Git provides a solution by allowing us to operate on the index with git ls-tree -r HEAD. This command lists the tree objects within the index, providing a consistent snapshot of the content. Here's an example showing how ls-tree works for hashing:
# Regenerate a "blob" hash file_name="engine/src/flutter/vulkan/vulkan_window.h"; (printf "blob $(wc -c < "$file_name" | awk '{print $1}')\0"; cat "$file_name") | sha1sum 11a5a03d15ae21bde366e41291a7899eec44e5ae - git ls-tree -r HEAD engine/src/flutter/vulkan/vulkan_window.h 100644 blob 11a5a03d15ae21bde366e41291a7899eec44e5ae engine/src/flutter/vulkan/vulkan_window.h
To accurately track engine binaries, we only want to include files that directly contribute to the engine build. This includes the engine/ directory and the root DEPS file, which tracks third-party dependencies managed by gclient sync. Using git ls-tree -r HEAD engine DEPS effectively captures all necessary files while excluding irrelevant content from the third_party directory.
100644 blob 5143313ce5826665309e8a086a281ad3ab1a9ce7 DEPS 100644 blob 205edfe43306c4dbf9a4a6f15e83cf5d49b9fc7d engine/src/flutter/.ci.yaml 100644 blob 3c73f32a334086d9a0f4fd468dcdf9505d74e9c5 engine/src/flutter/.clang-format 100644 blob b74be267bc42f08ebf9afe8eec5cbbfe75c5a1c9 engine/src/flutter/.clang-tidy 100644 blob dd395bfd2104526d4f865313eab578f15ee5775b engine/src/flutter/.engine-release.version 100644 blob e69de29bb2d1d6434b8b29ae775ad8c2e48c5391 engine/src/flutter/.git-blame-ignore-revs 100644 blob 915d1ed51d121f1986c9dfe71cf1745c1a11286d engine/src/flutter/.gitattributes 100644 blob c1c1d3d05f37b0e09155b32aceb6d2ec62ee464b engine/src/flutter/.github/PULL_REQUEST_TEMPLATE.md 100644 blob 9688ddae25af122d7c17d9c27d887b84888f3619 engine/src/flutter/.github/dependabot.yml 100644 blob ed7171a9638274d8f411b6bededec61feab15a7b engine/src/flutter/.github/labeler.yml 100644 blob be245c915e7eb5377317cc6eb038442628071790 engine/src/flutter/.github/release.yml # ... all files
To generate a consistent hash across different platforms (including Windows CI environments), we can use git hash-object:
git ls-tree -r HEAD engine DEPS | git hash-object --stdin 3b9abe00dec28902a589c982b5b460b0f9f38e93
When developing a pull request (PR), your branch might contain multiple commits. To enable A/B testing against the engine version at the time of branching, we can modify the hash calculation to use the merge-base. This ensures that the generated hash reflects the engine state at the branch point, facilitating accurate comparisons.

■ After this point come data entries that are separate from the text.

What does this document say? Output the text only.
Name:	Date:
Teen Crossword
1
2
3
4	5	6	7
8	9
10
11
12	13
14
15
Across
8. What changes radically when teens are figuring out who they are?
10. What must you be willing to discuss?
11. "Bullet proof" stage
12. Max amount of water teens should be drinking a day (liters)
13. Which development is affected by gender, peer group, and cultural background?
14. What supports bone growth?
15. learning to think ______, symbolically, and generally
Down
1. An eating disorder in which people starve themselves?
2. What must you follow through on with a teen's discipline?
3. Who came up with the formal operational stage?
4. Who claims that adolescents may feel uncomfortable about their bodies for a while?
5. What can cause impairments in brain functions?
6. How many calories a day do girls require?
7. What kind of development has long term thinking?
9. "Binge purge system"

git ls-tree -r $(git merge-base HEAD master) engine DEPS | git hash-object --stdin
For now, the recommended formula for calculating the engine hash is:
git ls-tree -r $(git merge-base HEAD master) engine DEPS | git hash-object --stdin
To ensure backwards compatibility and allow for future updates, this formula should be implemented in both .sh and .bat scripts checked into the repository. This approach enables controlled updates to the hash calculation logic without disrupting existing workflows.
Using the recomended formula incorporates the blob hash, permissions, and paths into the hash calculation. Consequently, moving, renaming, or changing permissions of a file will change the hash output and trigger rebuilding the engine. While acceptable initially, this behavior could be fine tuned in the future.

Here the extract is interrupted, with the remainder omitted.